Medically reviewed by the RIIMS medical team · Last updated: June 2026
Go to hospital now
- Very little or no urine output
- Breathlessness at rest or when lying flat
- Confusion together with a very high or very low blood sugar reading
See a doctor soon (not an emergency)
- New or worsening swelling in the feet or around the eyes
- Protein or foam newly noticed in the urine
- Blood pressure that has stopped responding to your usual medicine
How does diabetes affect the kidneys?
Diabetes damages the kidneys' filtering units gradually over years of high blood sugar, and it is the leading cause of kidney disease in India today. High blood pressure often travels alongside diabetes and adds its own strain on the same filters, so the two are usually managed together rather than as separate problems. For the detailed picture of how each type of damage progresses, see our pages on diabetic kidney disease and hypertensive kidney disease. The earliest sign in diabetes is not a rising creatinine but a small amount of protein leaking into the urine, called microalbuminuria, which a urine ACR test can pick up years before creatinine or eGFR move outside their normal range. This page focuses on what day-to-day diabetes control means for kidney protection: annual screening, a lower blood pressure target once the kidneys are involved, agreed with your treating doctor, and coordinating sugar and blood pressure treatment as one plan rather than two separate ones.
Symptoms to watch for
- Usually no symptoms for years, screening is what catches it
- Protein or foam in the urine (microalbuminuria)

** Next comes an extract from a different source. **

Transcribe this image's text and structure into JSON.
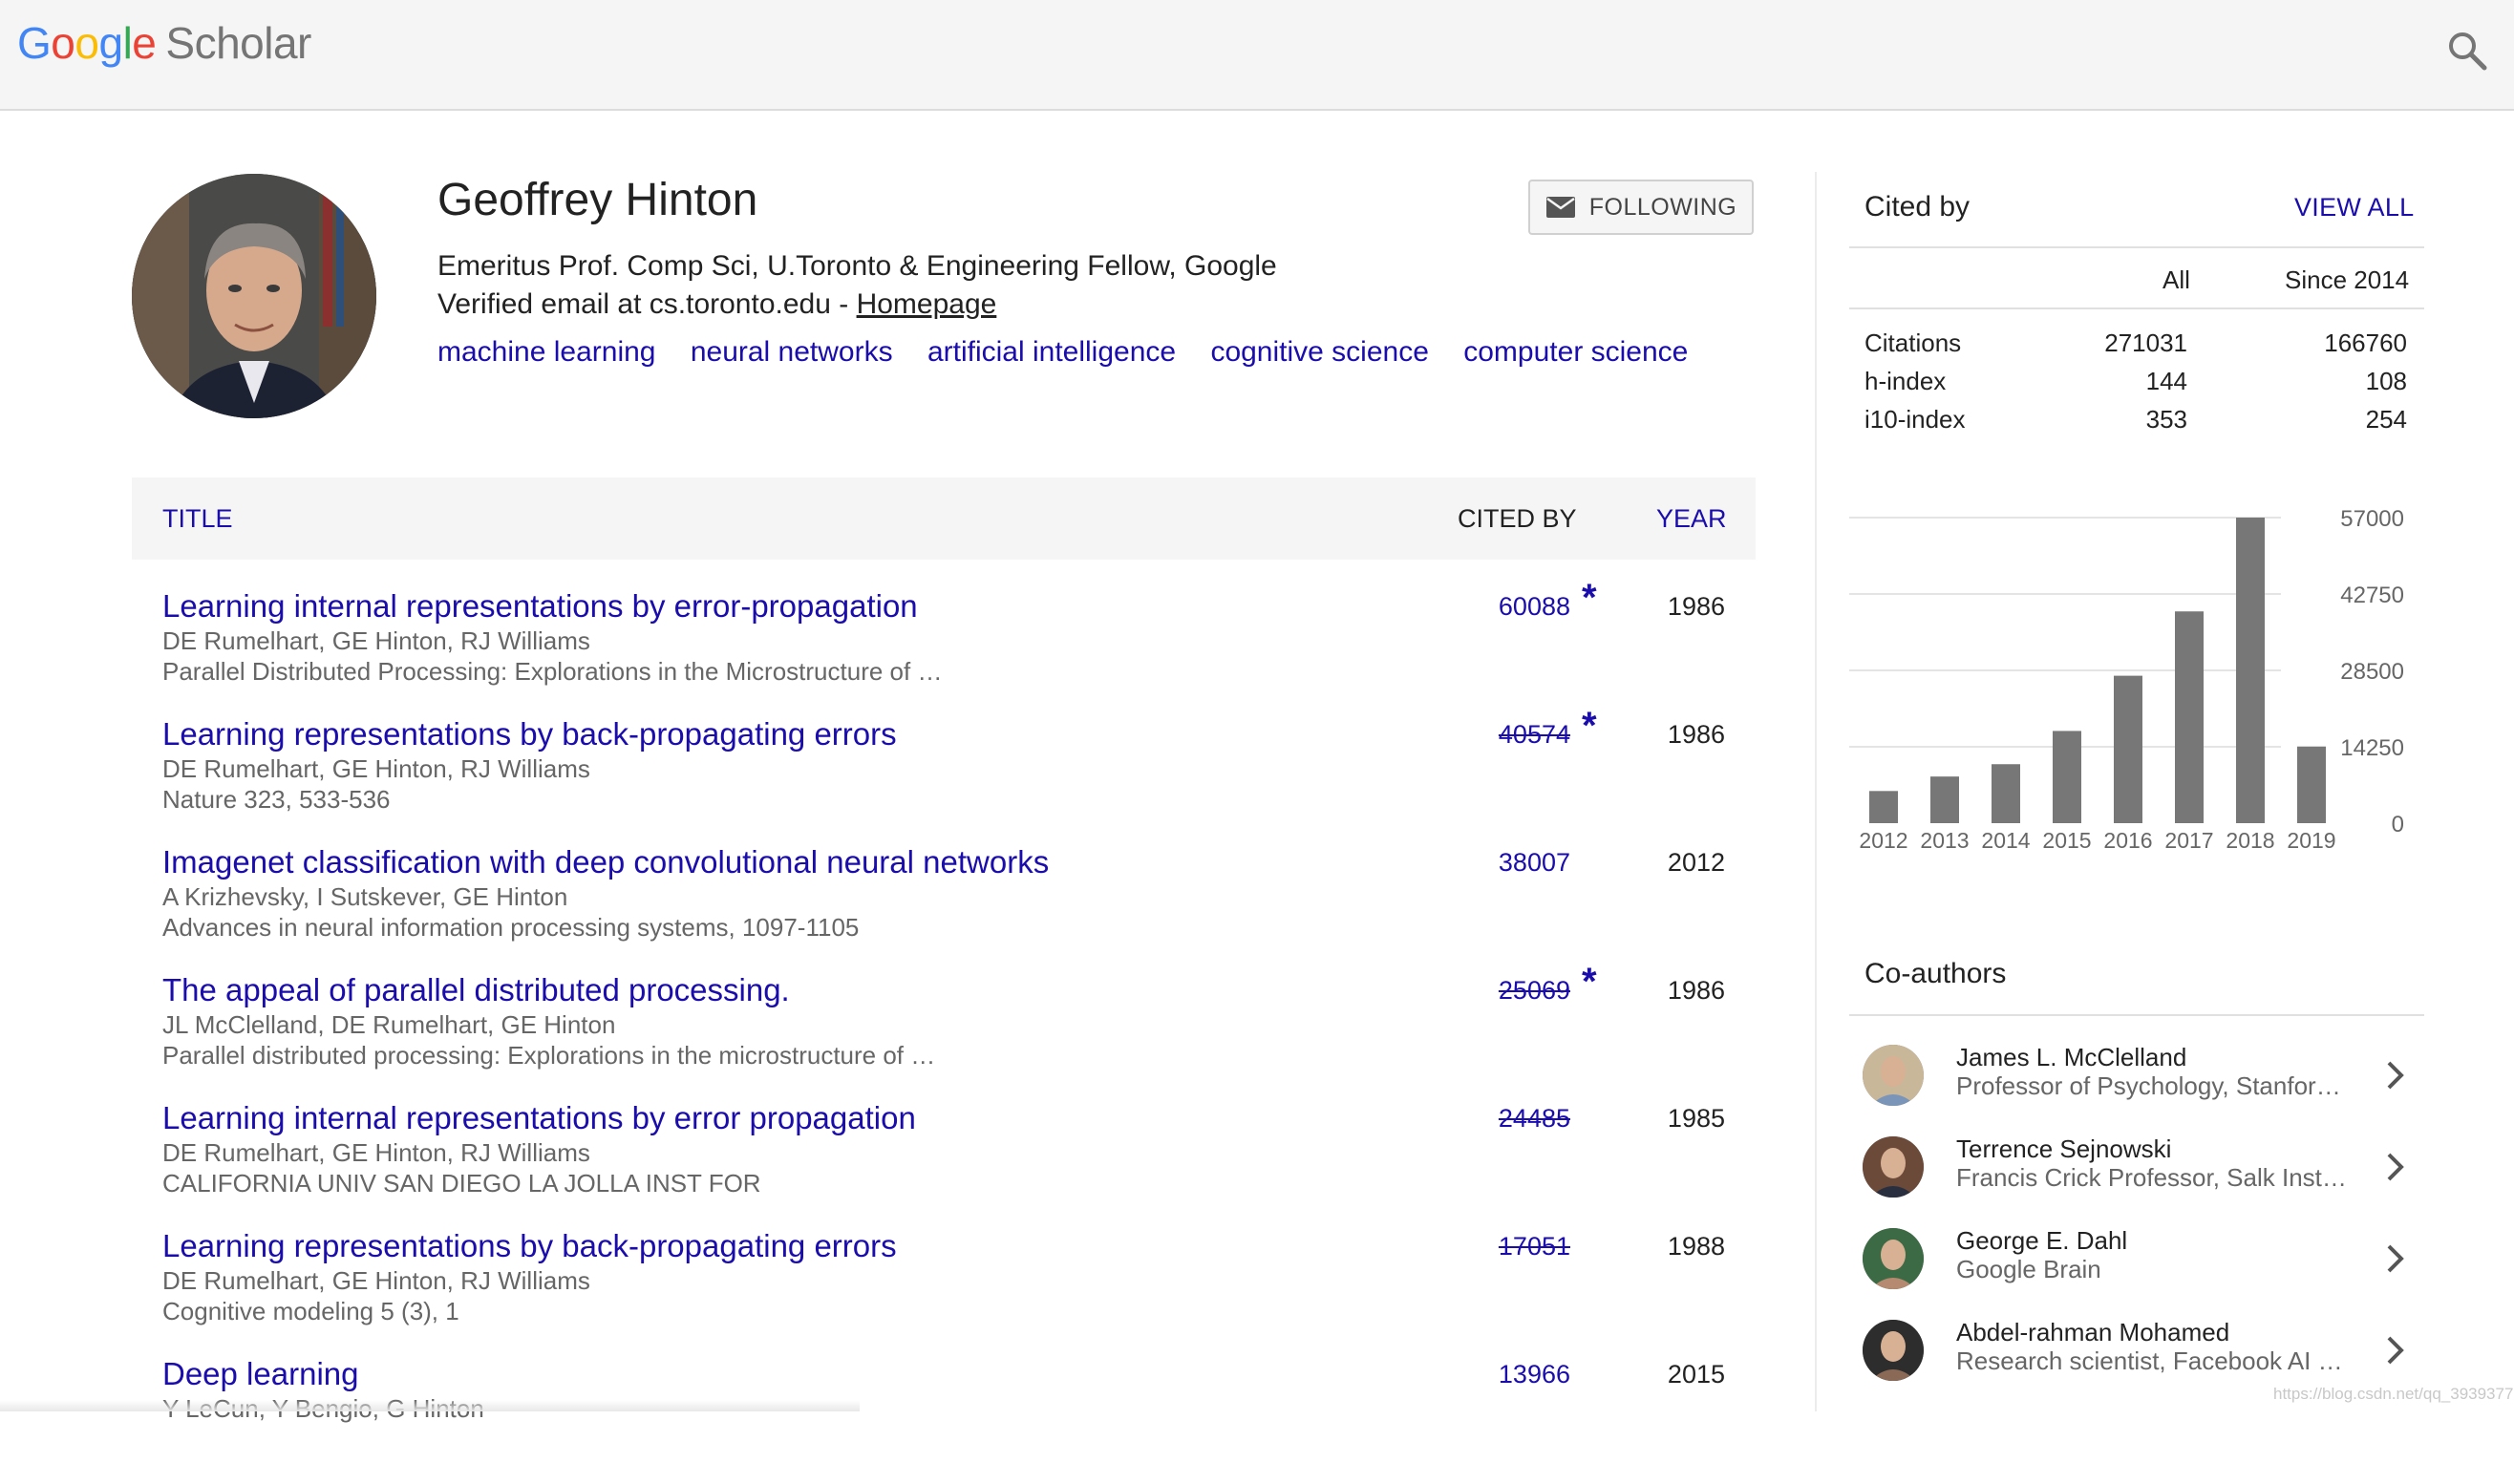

- Gradually rising creatinine or falling eGFR
- Blood pressure becoming harder to control
- Swelling in the feet as damage advances
- Frequent urination at night
When to consult a doctor
Everyone with diabetes should have a urine ACR and eGFR test at least once a year, even without symptoms. If protein appears in the urine, blood pressure becomes hard to control, or creatinine starts rising, ask for a kidney-focused review without delay.